A Texas state senator voiced support for a recent suit challenging Texas law that boycotts BlackRock and many other investment firms, calling the law’s hypocrisy “galling.”
"Texas is a state that prides itself on limited government as well as belief in markets," Texas State Senator Nathan Johnson, a Democrat, said during a press call Sept. 18 regarding the lawsuit. The call was hosted by Democracy Forward President and CEO Skye Perryman.
“You cannot be for the free flow of capital only when you like where it’s flowing,” Johnson said. “You cannot be for freedom of speech only when you like what they’re saying, and you cannot claim to have respect for business judgment only when you like their decisions.”
On Aug. 29, the American Sustainable Business Council sued Texas officials, alleging violations of the First and Fourteenth Amendments to the U.S. Constitution.
The suit challenged Texas Senate Bill 13 (“SB 13”), which "bars state public entities from investing and contracting with companies on the basis of the companies’ actual or perceived political views regarding fossil fuels,” and named Texas Comptroller Glenn Hegar and Texas Attorney General Ken Paxton as defendants.
In August 2022, Hegar unveiled his initial list of financial companies that boycott energy companies.
BlackRock, the world’s largest asset manager, made the initial list. Hegar publishes and maintains a list of companies and investment funds that he considers to engage in boycotts of the oil and gas industry.
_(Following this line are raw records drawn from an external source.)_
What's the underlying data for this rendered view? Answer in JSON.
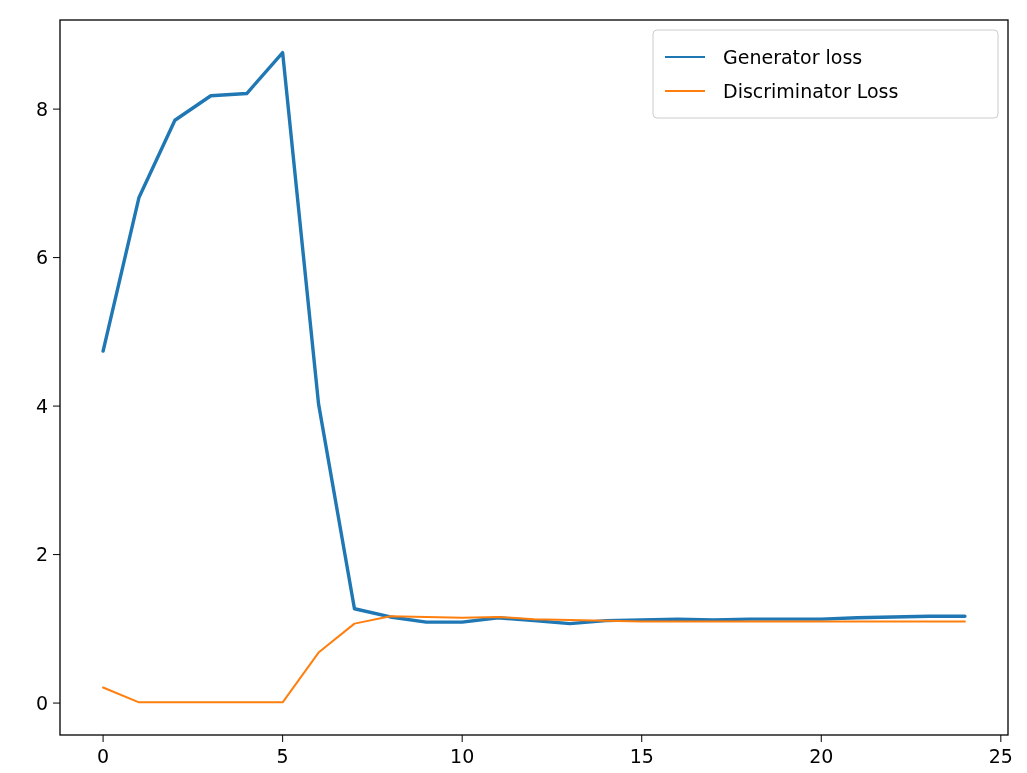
{
  "chart_data": {
    "type": "line",
    "x": [
      0,
      1,
      2,
      3,
      4,
      5,
      6,
      7,
      8,
      9,
      10,
      11,
      12,
      13,
      14,
      15,
      16,
      17,
      18,
      19,
      20,
      21,
      22,
      23,
      24
    ],
    "series": [
      {
        "name": "Generator loss",
        "color": "#1f77b4",
        "values": [
          4.74,
          6.81,
          7.85,
          8.18,
          8.21,
          8.76,
          4.03,
          1.27,
          1.16,
          1.09,
          1.09,
          1.15,
          1.11,
          1.07,
          1.11,
          1.12,
          1.13,
          1.12,
          1.13,
          1.13,
          1.13,
          1.15,
          1.16,
          1.17,
          1.17
        ]
      },
      {
        "name": "Discriminator Loss",
        "color": "#ff7f0e",
        "values": [
          0.21,
          0.01,
          0.01,
          0.01,
          0.01,
          0.01,
          0.68,
          1.07,
          1.17,
          1.16,
          1.15,
          1.16,
          1.13,
          1.12,
          1.11,
          1.1,
          1.1,
          1.1,
          1.1,
          1.1,
          1.1,
          1.1,
          1.1,
          1.1,
          1.1
        ]
      }
    ],
    "xlim": [
      -1.2,
      25.2
    ],
    "ylim": [
      -0.43,
      9.2
    ],
    "xticks": [
      0,
      5,
      10,
      15,
      20,
      25
    ],
    "yticks": [
      0,
      2,
      4,
      6,
      8
    ],
    "legend": "top right",
    "grid": false,
    "line_style": "solid",
    "marker": "none"
  }
}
Currently Hegar has more than a dozen firms listed as offenders, most recently adding NatWest Group. He also includes several hundred individual funds.
SB 13 is also embarrassing for Texas internationally, Senator Johnson said.
There are "financial entities all over the globe who are wondering what on earth we’re doing in Texas,” Johnson said. “That affects people’s interest in doing business with Texas.”
A spokesman for Comptroller Hegar’s office pointed to a statement he issued on Aug. 29 in response to the lawsuit.
“The plaintiff has filed a purported First Amendment lawsuit that seeks to undermine state sovereignty and force the state of Texas and Texas taxpayers to invest their own money in a manner inconsistent with their values and detrimental to their own economic well-being,” Hegar said in the statement. “That is absurd.”